Brian Katz thinks the cloud is “a pile of crap.” He laments the incessant debate about cloud or not cloud, private vs. public, and so on. Some days I’m inclined to agree with him. There’s certainly plenty of geekturbation going on. I have disliked the word “cloud” since the very first time I heard it. I have been an unrepentant advocate for the alternative term “utility computing.” Cloud describes an implementation detail. Utility computing explains what it does and why it’s useful. Features and benefits: marketing 101.
Brian wants us to focus on customer value. I complete agree with that sentiment. I don’t agree, however, that cloud is of no interest to anyone outside of IT. On the one hand, the fact that Netflix runs their infrastructure on Amazon’s AWS platform is their own concern. On the other hand, though, the fact that Netflix can provide consistent performance in the face of massive usage spikes and small, medium, and large system failures, is entirely relevant to their customers. Users may not care about operational implementations, but they do care about operational excellence. Furthermore, if Netflix tried to implement the same level of operational excellence with data centers full of idle gear, their streaming service would cost a lot more than $8/month.
Netflix goes even further. They make deep technical decisions about things like threading and API-call failure handling from the perspective of the impact on the customer. User-centered IT doesn’t get any better than that. The fact that we waste our days arguing on Twitter doesn’t obviate the intimate relationship between technical architecture and customer experience.
Brian and myself are among those calling for IT to be more responsive. Cloud computing enables IT responsiveness. One of the current cloud debates concerns Amazon’s AWS offering, its openness or lack thereof, and its exact relationship with its competitors. Amazon is succeeding because they are relentlessly focused on providing value to their customers: SaaS developers. It seemed like only days after I’d helped a client tip up a memcached server on AWS that Amazon introduced their ElastiCache service. I felt like they’d read my mind. If Amazon does achieve lock-in, it will because they read their customers’ minds better than anyone else.
Even if we posit that Amazon is the loveliest of cloud providers, Brian’s question remains: who cares other than IT? On one level, no one. On another level, though, AWS helps SaaS developers deliver value to customers faster, with greater quality and less investment. Service design researchers Robert Glushko and Lindsay Tabas point out the need to integrate front and back stages in order to create good customer service experiences. For the most part, the cloud is back-stage. I don’t think, though, that you can divorce it from front-stage in terms of the overall value proposition.

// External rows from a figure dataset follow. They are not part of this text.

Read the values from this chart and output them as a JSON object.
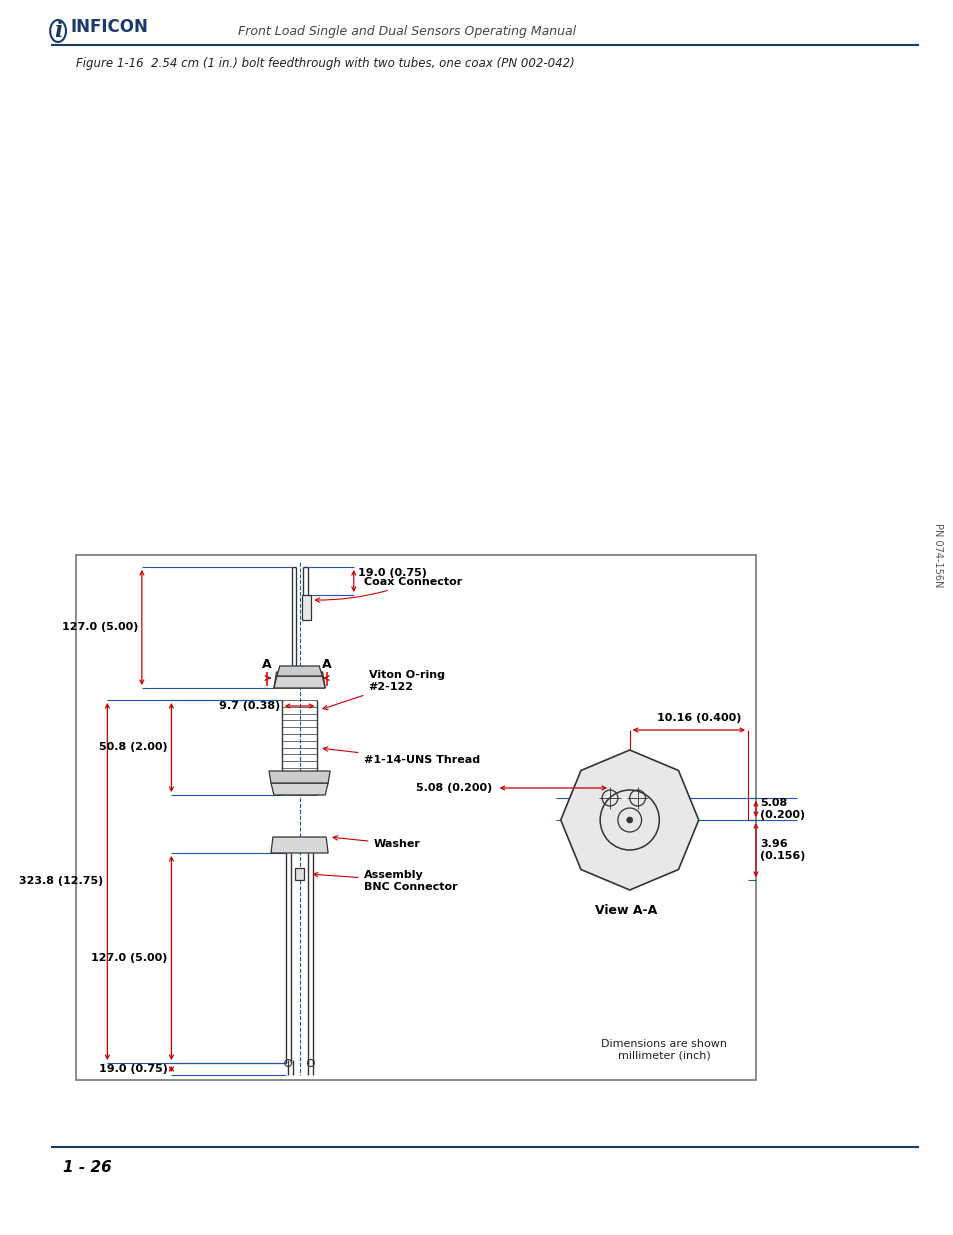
{
  "page_bg": "#ffffff",
  "header_line_color": "#1a3a6b",
  "footer_line_color": "#1a3a6b",
  "inficon_color": "#1a3a6b",
  "header_title": "Front Load Single and Dual Sensors Operating Manual",
  "figure_caption": "Figure 1-16  2.54 cm (1 in.) bolt feedthrough with two tubes, one coax (PN 002-042)",
  "page_number": "1 - 26",
  "pn_text": "PN 074-156N",
  "red": "#cc0000",
  "blue": "#2255aa",
  "dark": "#333333",
  "med": "#555555"
}
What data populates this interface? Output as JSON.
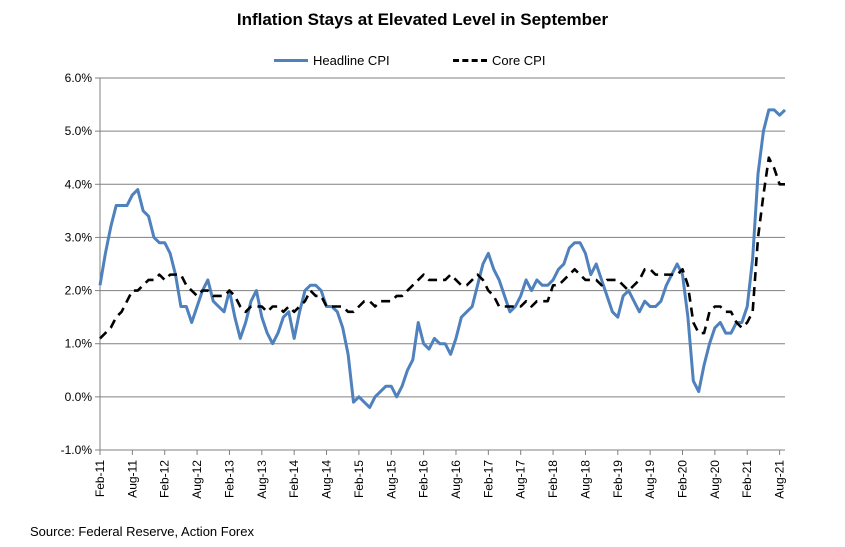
{
  "chart_data": {
    "type": "line",
    "title": "Inflation Stays at Elevated Level in September",
    "xlabel": "",
    "ylabel": "",
    "ylim": [
      -1.0,
      6.0
    ],
    "yticks": [
      "-1.0%",
      "0.0%",
      "1.0%",
      "2.0%",
      "3.0%",
      "4.0%",
      "5.0%",
      "6.0%"
    ],
    "ytick_values": [
      -1,
      0,
      1,
      2,
      3,
      4,
      5,
      6
    ],
    "x_start": "Feb-11",
    "x_end": "Sep-21",
    "xticks": [
      "Feb-11",
      "Aug-11",
      "Feb-12",
      "Aug-12",
      "Feb-13",
      "Aug-13",
      "Feb-14",
      "Aug-14",
      "Feb-15",
      "Aug-15",
      "Feb-16",
      "Aug-16",
      "Feb-17",
      "Aug-17",
      "Feb-18",
      "Aug-18",
      "Feb-19",
      "Aug-19",
      "Feb-20",
      "Aug-20",
      "Feb-21",
      "Aug-21"
    ],
    "grid": true,
    "legend_position": "top",
    "series": [
      {
        "name": "Headline CPI",
        "color": "#4f81bd",
        "style": "solid",
        "values": [
          2.1,
          2.7,
          3.2,
          3.6,
          3.6,
          3.6,
          3.8,
          3.9,
          3.5,
          3.4,
          3.0,
          2.9,
          2.9,
          2.7,
          2.3,
          1.7,
          1.7,
          1.4,
          1.7,
          2.0,
          2.2,
          1.8,
          1.7,
          1.6,
          2.0,
          1.5,
          1.1,
          1.4,
          1.8,
          2.0,
          1.5,
          1.2,
          1.0,
          1.2,
          1.5,
          1.6,
          1.1,
          1.6,
          2.0,
          2.1,
          2.1,
          2.0,
          1.7,
          1.7,
          1.6,
          1.3,
          0.8,
          -0.1,
          0.0,
          -0.1,
          -0.2,
          0.0,
          0.1,
          0.2,
          0.2,
          0.0,
          0.2,
          0.5,
          0.7,
          1.4,
          1.0,
          0.9,
          1.1,
          1.0,
          1.0,
          0.8,
          1.1,
          1.5,
          1.6,
          1.7,
          2.1,
          2.5,
          2.7,
          2.4,
          2.2,
          1.9,
          1.6,
          1.7,
          1.9,
          2.2,
          2.0,
          2.2,
          2.1,
          2.1,
          2.2,
          2.4,
          2.5,
          2.8,
          2.9,
          2.9,
          2.7,
          2.3,
          2.5,
          2.2,
          1.9,
          1.6,
          1.5,
          1.9,
          2.0,
          1.8,
          1.6,
          1.8,
          1.7,
          1.7,
          1.8,
          2.1,
          2.3,
          2.5,
          2.3,
          1.5,
          0.3,
          0.1,
          0.6,
          1.0,
          1.3,
          1.4,
          1.2,
          1.2,
          1.4,
          1.4,
          1.7,
          2.6,
          4.2,
          5.0,
          5.4,
          5.4,
          5.3,
          5.4
        ]
      },
      {
        "name": "Core CPI",
        "color": "#000000",
        "style": "dashed",
        "values": [
          1.1,
          1.2,
          1.3,
          1.5,
          1.6,
          1.8,
          2.0,
          2.0,
          2.1,
          2.2,
          2.2,
          2.3,
          2.2,
          2.3,
          2.3,
          2.3,
          2.1,
          2.0,
          1.9,
          2.0,
          2.0,
          1.9,
          1.9,
          1.9,
          2.0,
          1.9,
          1.7,
          1.6,
          1.7,
          1.7,
          1.7,
          1.6,
          1.7,
          1.7,
          1.6,
          1.7,
          1.6,
          1.7,
          1.8,
          2.0,
          1.9,
          1.9,
          1.7,
          1.7,
          1.7,
          1.7,
          1.6,
          1.6,
          1.7,
          1.8,
          1.8,
          1.7,
          1.8,
          1.8,
          1.8,
          1.9,
          1.9,
          2.0,
          2.1,
          2.2,
          2.3,
          2.2,
          2.2,
          2.2,
          2.2,
          2.3,
          2.2,
          2.1,
          2.1,
          2.2,
          2.3,
          2.2,
          2.0,
          1.9,
          1.7,
          1.7,
          1.7,
          1.7,
          1.7,
          1.8,
          1.7,
          1.8,
          1.8,
          1.8,
          2.1,
          2.1,
          2.2,
          2.3,
          2.4,
          2.3,
          2.2,
          2.2,
          2.2,
          2.1,
          2.2,
          2.2,
          2.2,
          2.1,
          2.0,
          2.1,
          2.2,
          2.4,
          2.4,
          2.3,
          2.3,
          2.3,
          2.3,
          2.3,
          2.4,
          2.1,
          1.4,
          1.2,
          1.2,
          1.6,
          1.7,
          1.7,
          1.6,
          1.6,
          1.4,
          1.3,
          1.4,
          1.6,
          3.0,
          3.8,
          4.5,
          4.3,
          4.0,
          4.0
        ]
      }
    ]
  },
  "source": "Source: Federal Reserve, Action Forex"
}
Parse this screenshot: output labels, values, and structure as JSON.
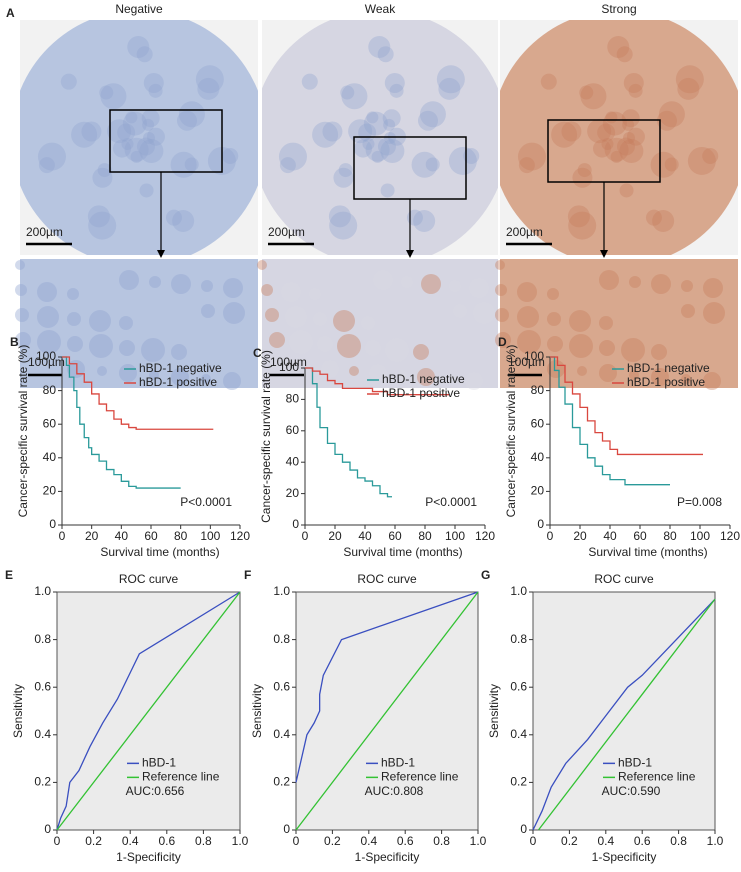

SaaS, on the other hand, is front-stage. Lori MacVittie and others don’t consider SaaS to be the cloud. I partly agree with her. Many software services are just Web 2.0 apps. But let’s take the example of Mozy. What’s the difference between Mozy and Time Machine? Both of them do exactly the same thing: “back my stuff up every night at midnight.” With Time Machine, you have to buy and provision backup storage. With Mozy, you don’t. With Time Machine, if you only need 10 GB of space, and the smallest version of the Time Machine server is 500 GB, you pay for unused capacity. With Mozy, you pay for what you use. Mozy brings utility computing (consume based on demand, pay based on consumption, someone else manages) to the small business and the consumer.
I find “lean” to be a helpful way to think about cloud computing. Lean puts the focus on increasing value, decreasing waste, and minimizing Non-Value-Add (NVA) activities. Providing customers with consistent application performance in the face of spikes and outages increases value (remember, customers care about operational excellence). Not paying for idle servers decreases waste. Letting someone else rack servers and swap hard drives minimizes NVA. At the PaaS level, you can say the same thing about not having to configure load balancers. At the SaaS level, you can say it about not having to maintain on-premise backup hardware. It occurs to me that “Lean Infrastructure” may be a proper term to apply to cloud computing at all levels.
In sum, Brian is probably right: we probably spend too much time debating arcana. At heart, though, I think we’re at least trying to argue about the right thing: how to enable organizations to provide the most value with the least waste. At the end of the day, I don’t think it’s enough just to call it “computing.” Instead, I think it’s about trying to achieve “lean computing.”